Dave is a bit bored of rewriting things, so when this blog post didn’t save the first time round it took a while to get round to doing it again. However, here it is, and hopefully the rest of our trips since the summer will follow shortly.
In August, we found ourselves in Oban on the first sunny day of the season worrying about the lack of wind. We were about to take charge of a charter yacht and have a week sailing with Jo’s parents.
The first few days we had fantastic weather – warm, sunny, just enough wind to get along the long exposed and shelterless south coast of Mull to a truly amazing anchorage and swimming near Iona with clear (cold) water and blue skies. After a short stop on Iona, the weather was perfect for a sail close around Staffa and Treshnish Isles, where we heard (and saw) lots of seals and birds. We then anchored in lovely but quite space-limited and rather isolated spot off Gometra (NW Mull) and enjoyed a wonderful sunset.

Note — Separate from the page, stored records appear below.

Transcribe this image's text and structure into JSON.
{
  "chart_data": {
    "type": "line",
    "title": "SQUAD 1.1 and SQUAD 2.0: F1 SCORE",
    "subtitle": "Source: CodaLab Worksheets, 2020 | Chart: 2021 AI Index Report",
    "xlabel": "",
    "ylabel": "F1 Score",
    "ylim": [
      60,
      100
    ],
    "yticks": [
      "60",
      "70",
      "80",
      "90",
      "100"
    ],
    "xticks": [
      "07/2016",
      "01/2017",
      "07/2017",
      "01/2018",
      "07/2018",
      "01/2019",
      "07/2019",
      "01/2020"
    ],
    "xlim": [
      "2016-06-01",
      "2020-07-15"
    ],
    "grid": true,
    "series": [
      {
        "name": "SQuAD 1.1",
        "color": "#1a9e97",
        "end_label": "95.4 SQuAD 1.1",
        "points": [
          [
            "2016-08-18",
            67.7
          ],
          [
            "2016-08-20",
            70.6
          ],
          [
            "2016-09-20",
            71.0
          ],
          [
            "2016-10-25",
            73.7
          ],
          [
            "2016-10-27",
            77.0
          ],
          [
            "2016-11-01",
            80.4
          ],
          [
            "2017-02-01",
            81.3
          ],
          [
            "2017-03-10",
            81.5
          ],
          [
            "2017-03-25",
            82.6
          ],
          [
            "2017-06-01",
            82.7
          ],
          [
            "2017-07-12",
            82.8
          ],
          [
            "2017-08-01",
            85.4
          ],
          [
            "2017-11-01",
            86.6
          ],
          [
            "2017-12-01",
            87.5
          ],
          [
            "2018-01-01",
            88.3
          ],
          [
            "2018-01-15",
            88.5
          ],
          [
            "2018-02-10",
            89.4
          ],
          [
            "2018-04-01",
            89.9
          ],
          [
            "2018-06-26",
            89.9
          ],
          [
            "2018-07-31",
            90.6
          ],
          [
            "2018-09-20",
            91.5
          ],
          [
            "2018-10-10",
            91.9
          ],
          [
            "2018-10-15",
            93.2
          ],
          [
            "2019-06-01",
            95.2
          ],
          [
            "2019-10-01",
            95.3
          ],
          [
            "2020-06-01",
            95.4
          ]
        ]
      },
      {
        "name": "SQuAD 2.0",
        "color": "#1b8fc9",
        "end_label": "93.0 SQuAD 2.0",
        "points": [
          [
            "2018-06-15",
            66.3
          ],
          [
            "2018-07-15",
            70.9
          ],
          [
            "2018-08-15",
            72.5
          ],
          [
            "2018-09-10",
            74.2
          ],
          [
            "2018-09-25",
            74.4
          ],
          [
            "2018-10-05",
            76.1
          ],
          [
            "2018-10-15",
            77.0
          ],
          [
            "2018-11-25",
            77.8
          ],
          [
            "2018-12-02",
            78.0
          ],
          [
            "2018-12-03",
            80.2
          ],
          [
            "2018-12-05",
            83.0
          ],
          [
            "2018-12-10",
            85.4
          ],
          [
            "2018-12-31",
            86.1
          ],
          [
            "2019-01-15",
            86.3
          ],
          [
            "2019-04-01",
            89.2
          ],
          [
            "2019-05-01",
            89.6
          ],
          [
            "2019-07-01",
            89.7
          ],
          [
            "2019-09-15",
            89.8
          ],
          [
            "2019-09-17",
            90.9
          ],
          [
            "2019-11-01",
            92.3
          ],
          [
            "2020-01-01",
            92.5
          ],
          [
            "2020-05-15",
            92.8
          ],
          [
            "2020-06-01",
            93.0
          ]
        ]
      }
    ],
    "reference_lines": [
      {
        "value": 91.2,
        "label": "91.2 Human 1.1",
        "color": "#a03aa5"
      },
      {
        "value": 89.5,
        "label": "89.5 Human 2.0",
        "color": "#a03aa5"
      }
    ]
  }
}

The next morning our intended fast exit failed when we found all our batteries were flat. The wind was getting up, and we didn’t really have enough chain out to stay where we were for long (but couldn’t put more out as we would swing onto the rocks). The crew of the other boat in the anchorage had gone ashore, but luckily we were saved from having to sail out of our enclosed bay in gusty winds by a couple of blokes from a nearby fish farm with a spare battery. I was just tightening up the spare battery when Jo shouted something about another boat being quite close. I thought nothing of this and continued connecting the battery until the message was that the boat was within a length of us. By the time I was on deck, the other boat was being pushed off the bow, and a quick check showed that it was them moving not us. By now the wind had picked up considerably, and while the fish farm boat had towed the drifting boat into the back of the bay, they couldn’t make it stick. It soon became clear that this runaway boat was in serious danger of drifting onto rocks/out into the Atlantic, and we didn’t know for certain if anyone was on board or not. On the advice of the coastguard, we carefully manoeuvred our yacht so that Dave could jump between the boats, which required some skilful helming not to ground our own yacht.
I found myself aboard a smart looking Vancouver 34 about to hit some rocks. Thankfully the key was in the ignition and engine started first time, after which I followed Jo to open water. I could then turn the instruments on, get the anchor up and clear the 1 m diameter ball of seaweed off the anchor. After having a few moments to collect my thoughts, I realised I was going to have to anchor this unknown boat single handed. The thought that letting it ground in the bay would be better than it drifting out to sea or being dashed against rocks gave me some comfort. Even once anchored, the excitement continued as I found (or rather didn’t find) the engine is switched off in an unusual place, so I was forced to leave the engine running. Jo did an excellent job of running alongside the anchored boat and picked me off at high speed with only minor bumping as the wind buffeted both boats.
By this time, the rain joined the increasing wind and it was an easy decision to head for Tobermory and a pontoon with little chance of dragging an anchor. Even then it was a long sail round, as we discovered hired sailing waterproofs aren’t waterproof, although made much better by an entertaining evening in the Mishnish Inn courtesy of the owners of the rescued boat.
Next day we headed across Loch Sunart to Ardnamurchan. This provided great sailing at first, but as we got further into the narrowing loch, we discovered our charter boat preferred not to go upwind in strong winds and it became rather exciting in a confined space. We moored in a bay to visit Jo’s parents’ friends, again on a nice strong mooring buoy, and made the (in hindsight) silly decision to go ashore in dinghy. The wind and waves stronger than expected meant that having got ashore, getting back to the boat was almost impossible and we had to stay ashore for the night and wait for winds to drop
in the morning to get back on board .
After the beautiful weather in the first part of the week, followed by the various excitements, the last couple of days provided some more traditional Scottish sailing, with wind, cloud and some sun. We spent most of the day beating along the Sound of Mull, but this was relaxing all the same. The last day was sunny again, and with little wind, we drifted and played with porpoises for a hour or so. Unfortunately, the drifting and associated motoring to get away from ferries and rocks meant that all the batteries were flat again. We were rescued once more – an easy job this time as we were almost within spitting distance of the charterers. We have concluded we had just been sailing too much, not using the engine enough and that electric windlasses are silly.